Bizarre Space Experiment Reveals What Bach Sounds Like When Played on Venus and Mars
Sound could illuminate the final frontier.
As we seek to get a deeper understanding of the known objects in the Solar System, under-utilized senses may become a critical asset. Take sound, for instance.
Sound can be an approach to model data. It can portray the motion of hot gas as it responds to lighting on Saturn. In one technique called sonification, information from space telescopes can be put to musical sounds.
But there’s nothing quite like the real deal. In 2021, NASA’s Perseverance rover began to capture sounds from Mars. In a way, hearing a dust devil roaming over the alien landscape, along with the whirring of the wind, the flight of the first working helicopter on another planet, and a laser boring into Martian rocks feels slightly familiar.
But, obviously, they aren’t quite the same as their sonic counterparts would sound on Earth. This is a point highlighted by a panel at the 184th Meeting of the Acoustical Society of America on Thursday, where researcher Timothy Leighton, a professor of ultrasonics at the University of Southampton, and colleagues used available data on four Solar System worlds — Earth, Mars, Venus, and Saturn’s moon Titan — to show how sound changes from world to world.
As part of the session “Acoustic Sensing in Planetary Environments”, Leighton describes a software he created that can distort the human voice and other sounds to the predictions of what they’d sound like on other planets, based largely on atmospheric pressure. The point of this exercise, he tells Inverse, is to inspire a sense of awe and urgency about the perplexities of sound across the Solar System.
Soon-to-fly missions like NASA’s Europa Clipper will launch with a hardy suite of science instruments. Though this potentially-habitable world has been studied several times, there’s always more to learn.

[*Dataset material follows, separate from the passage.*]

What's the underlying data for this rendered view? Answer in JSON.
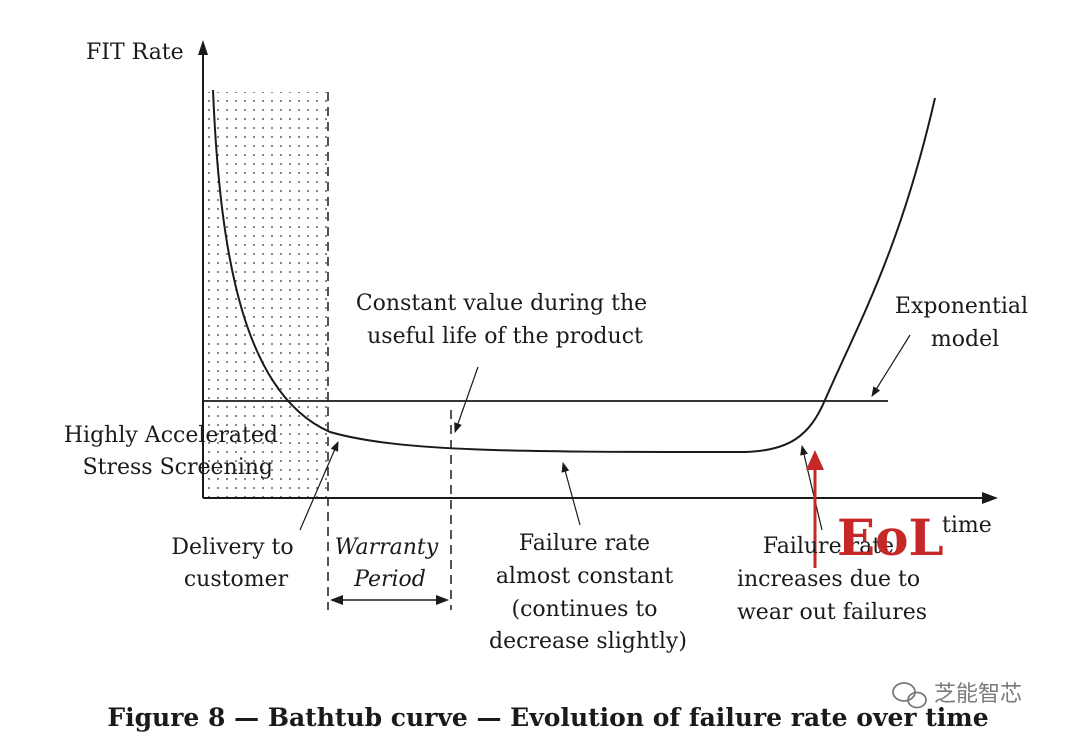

One project scientist from the Clipper mission, Don Blankenship, thinks that microphones would be a nifty tool to use down the line. The spacecraft, launching next year, is not a landing mission, and will have plenty on its plate as it performs challenging flybys amidst the most perilous radiation environment in the Solar System, found around Jupiter. But microphones could eventually be a fantastic tool.

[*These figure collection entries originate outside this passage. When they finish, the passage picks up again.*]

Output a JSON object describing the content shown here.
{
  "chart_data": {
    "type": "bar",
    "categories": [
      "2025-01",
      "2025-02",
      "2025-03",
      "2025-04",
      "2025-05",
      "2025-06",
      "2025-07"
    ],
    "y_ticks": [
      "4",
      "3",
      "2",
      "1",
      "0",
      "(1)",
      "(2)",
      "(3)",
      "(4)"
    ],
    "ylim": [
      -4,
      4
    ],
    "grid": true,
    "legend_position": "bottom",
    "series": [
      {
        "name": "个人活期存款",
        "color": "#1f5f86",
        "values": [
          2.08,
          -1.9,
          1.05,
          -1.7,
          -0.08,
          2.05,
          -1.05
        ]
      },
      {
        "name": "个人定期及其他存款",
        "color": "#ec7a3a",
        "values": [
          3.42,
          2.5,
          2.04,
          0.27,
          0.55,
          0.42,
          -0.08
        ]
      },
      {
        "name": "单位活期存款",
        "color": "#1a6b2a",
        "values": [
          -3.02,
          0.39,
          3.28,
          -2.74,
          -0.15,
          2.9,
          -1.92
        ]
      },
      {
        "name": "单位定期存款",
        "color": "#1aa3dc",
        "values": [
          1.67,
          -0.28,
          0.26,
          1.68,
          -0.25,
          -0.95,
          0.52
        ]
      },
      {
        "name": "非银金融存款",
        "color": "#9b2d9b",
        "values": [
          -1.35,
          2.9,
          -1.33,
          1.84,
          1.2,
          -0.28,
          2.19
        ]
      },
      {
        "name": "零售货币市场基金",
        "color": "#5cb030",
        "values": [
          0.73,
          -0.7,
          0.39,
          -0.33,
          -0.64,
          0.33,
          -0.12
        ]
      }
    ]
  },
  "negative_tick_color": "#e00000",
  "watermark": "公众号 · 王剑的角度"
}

If the team wanted to know what Europa sounded like, the microphone would have to be able to do “everything,” Blankenship tells Inverse.
“Ice has an amazing capacity to propagate sound over very long distances without much attenuation (energy decay), which means that the sound from local cracking in the near-surface could be deafening and that sound from very deep cracking (even very small ones) could be detectable at very great distances,” Blankenship says.
Ahead of Leighton’s software development, he transformed Earthly recordings into audio clips of what they’d sound like on Venus, Mars, and Saturn’s moon Titan.
Titan is the most distant object ever visited by NASA. In 2005, the European Huygens landed on the surface of the frigid world, and it recorded about three hours of observations during descent and after touchdown. “If [Huygens] had had its back to a babbling brook, a microphone might have perhaps heard that,” Leighton says.
The warped audios that Leighton created account for how the alien environments would change the physics encountered by the sound’s producer — in each case, reality is suspended and it’s assumed that the vocal cords and the musical instruments are indestructible where they are.
On Venus, for example, Leighton says that vocal cords would have to work against the planet’s thick atmosphere. This would bring the pitch down, and even a child’s voice sounds quite bass.
Leighton’s goal is twofold, he says. First, he’d like to inspire the imagination. After all, sound can elicit a very personal feeling connecting us deeply to our surroundings. Second, he’d like to showcase the value of knowing how to interpret sound recordings from other worlds to account for local distortions that would signal one reality if they were coming from Earth, but which arise from another set of conditions someplace else. Ultimately, sound is an interpretation.
Take for instance, being underwater. Leighton says that if a swimmer is under the water’s surface in a pool, and someone is speaking on land, most of the sound would bounce off the liquid surface. This is a similar phenomenon that scientists encountered with NASA’s InSight mission when they’d try to listen to quakes below Mars’ surface, and would notice seismic waves that bounced off the surface of the Red Planet’s liquid core.
But if the person splashes into the pool, the swimmer already below the water’s surface may not just hear it with their ears, but with their bodies, too, Leighton says.
Back to the babbling brook of methane and ethane that Leighton envisioned on Titan when Huygens probe landed. In addition to our visceral reactions to that alien sound, such an audio file would also carry a lot of useful information. Bubbles in a stream of water are created when the water encounters different-sized rocks, Leighton says, and when each bubble bursts, “it sings one note.”
Maybe someday we’ll put our ears to the Universe in new creative ways.